Segundo a Agência Brasil, quatro mandados de prisão preventiva foram cumpridos durante a operação. Entre os alvos estavam dois investigados localizados no Suriname, que foram deportados para o Brasil para responder aos processos. A operação mirou especificamente os operadores financeiros responsáveis por movimentar e ocultar os recursos obtidos pela facção criminosa.

Conforme as investigações detalhadas pelas fontes, um dos investigados movimentou mais de R$ 150 milhões ao longo do período apurado. O volume expressivo de recursos evidencia a sofisticação do esquema financeiro montado pela organização para lavar dinheiro proveniente de atividades ilícitas, como o tráfico de drogas.

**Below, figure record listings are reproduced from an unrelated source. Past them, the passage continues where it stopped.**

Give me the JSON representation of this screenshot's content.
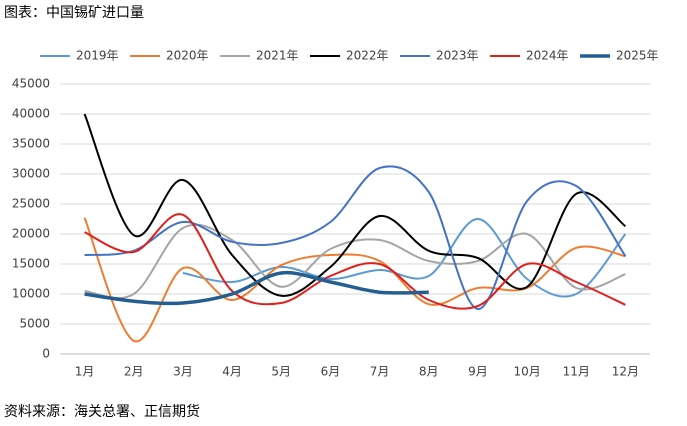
{
  "chart_data": {
    "type": "line",
    "title": "图表：中国锡矿进口量",
    "source": "资料来源：海关总署、正信期货",
    "categories": [
      "1月",
      "2月",
      "3月",
      "4月",
      "5月",
      "6月",
      "7月",
      "8月",
      "9月",
      "10月",
      "11月",
      "12月"
    ],
    "ylim": [
      0,
      45000
    ],
    "yticks": [
      0,
      5000,
      10000,
      15000,
      20000,
      25000,
      30000,
      35000,
      40000,
      45000
    ],
    "grid": true,
    "legend": "top",
    "series": [
      {
        "name": "2019年",
        "color": "#5b9bd5",
        "width": 2,
        "values": [
          null,
          null,
          13500,
          12000,
          14500,
          12500,
          14000,
          13000,
          22500,
          12500,
          10000,
          20000
        ]
      },
      {
        "name": "2020年",
        "color": "#ed7d31",
        "width": 2,
        "values": [
          22700,
          2200,
          14300,
          9000,
          14800,
          16500,
          15500,
          8300,
          11000,
          11000,
          17700,
          16300
        ]
      },
      {
        "name": "2021年",
        "color": "#a5a5a5",
        "width": 2,
        "values": [
          10500,
          10000,
          21000,
          19000,
          11200,
          17500,
          19000,
          15500,
          15500,
          20000,
          11000,
          13300
        ]
      },
      {
        "name": "2022年",
        "color": "#000000",
        "width": 2,
        "values": [
          40000,
          19800,
          29000,
          16500,
          9700,
          14500,
          23000,
          17200,
          16000,
          11200,
          26700,
          21300
        ]
      },
      {
        "name": "2023年",
        "color": "#4472c4",
        "width": 2,
        "values": [
          16500,
          17200,
          22000,
          18700,
          18500,
          22000,
          31000,
          27000,
          7500,
          25500,
          28000,
          16300
        ]
      },
      {
        "name": "2024年",
        "color": "#e0201b",
        "width": 2,
        "values": [
          20300,
          17000,
          23200,
          10500,
          8500,
          13000,
          15000,
          9000,
          8000,
          15000,
          12000,
          8200
        ]
      },
      {
        "name": "2025年",
        "color": "#255e91",
        "width": 3.5,
        "values": [
          10000,
          8800,
          8500,
          10000,
          13500,
          12000,
          10300,
          10300,
          null,
          null,
          null,
          null
        ]
      }
    ]
  }
}
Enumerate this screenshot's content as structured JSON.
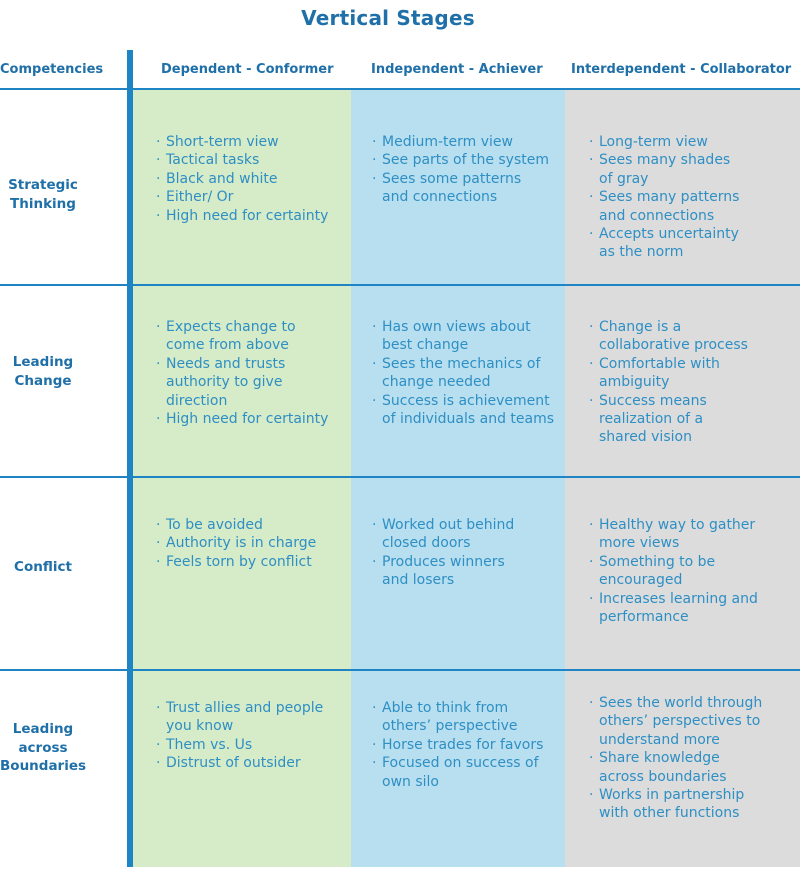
{
  "title": "Vertical Stages",
  "headers": {
    "competencies": "Competencies",
    "col1": "Dependent - Conformer",
    "col2": "Independent - Achiever",
    "col3": "Interdependent - Collaborator"
  },
  "rows": [
    {
      "label": "Strategic\nThinking",
      "col1": [
        "Short-term view",
        "Tactical tasks",
        "Black and white",
        "Either/ Or",
        "High need for certainty"
      ],
      "col2": [
        "Medium-term view",
        "See parts of the system",
        "Sees some patterns\nand connections"
      ],
      "col3": [
        "Long-term view",
        "Sees many shades\nof gray",
        "Sees many patterns\nand connections",
        "Accepts uncertainty\nas the norm"
      ]
    },
    {
      "label": "Leading\nChange",
      "col1": [
        "Expects change to\ncome from above",
        "Needs and trusts\nauthority to give\ndirection",
        "High need for certainty"
      ],
      "col2": [
        "Has own views about\nbest change",
        "Sees the mechanics of\nchange needed",
        "Success is achievement\nof individuals and teams"
      ],
      "col3": [
        "Change is a\ncollaborative process",
        "Comfortable with\nambiguity",
        "Success means\nrealization of a\nshared vision"
      ]
    },
    {
      "label": "Conflict",
      "col1": [
        "To be avoided",
        "Authority is in charge",
        "Feels torn by conflict"
      ],
      "col2": [
        "Worked out behind\nclosed doors",
        "Produces winners\nand losers"
      ],
      "col3": [
        "Healthy way to gather\nmore views",
        "Something to be\nencouraged",
        "Increases learning and\nperformance"
      ]
    },
    {
      "label": "Leading\nacross\nBoundaries",
      "col1": [
        "Trust allies and people\nyou know",
        "Them vs. Us",
        "Distrust of outsider"
      ],
      "col2": [
        "Able to think from\nothers’ perspective",
        "Horse trades for favors",
        "Focused on success of\nown silo"
      ],
      "col3": [
        "Sees the world through\nothers’ perspectives to\nunderstand more",
        "Share knowledge\nacross boundaries",
        "Works in partnership\nwith other functions"
      ]
    }
  ]
}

De acordo com os relatos divulgados pela CNN Brasil e pelo Brasil 247, a facção utilizava uma estrutura complexa de lavagem de capitais que incluía empresas de fachada, transferências via PIX e contas bancárias de passagem. O mecanismo permitia diluir a origem dos recursos ilícitos em operações aparentemente legítimas, dificultando o rastreamento por parte das autoridades financeiras e policiais.

A Operação Red Fox representa mais um desdobramento das ações de combate às estruturas econômicas que sustentam organizações criminosas no país. O bloqueio de quase meio bilhão de reais é considerado um dos maiores já realizados contra o braço financeiro do Comando Vermelho, atingindo diretamente a capacidade da facção de financiar suas operações.

As investigações seguem em andamento, e as autoridades não descartam novos desdobramentos a partir da análise do material apreendido e das informações obtidas com as prisões realizadas no Brasil e no exterior.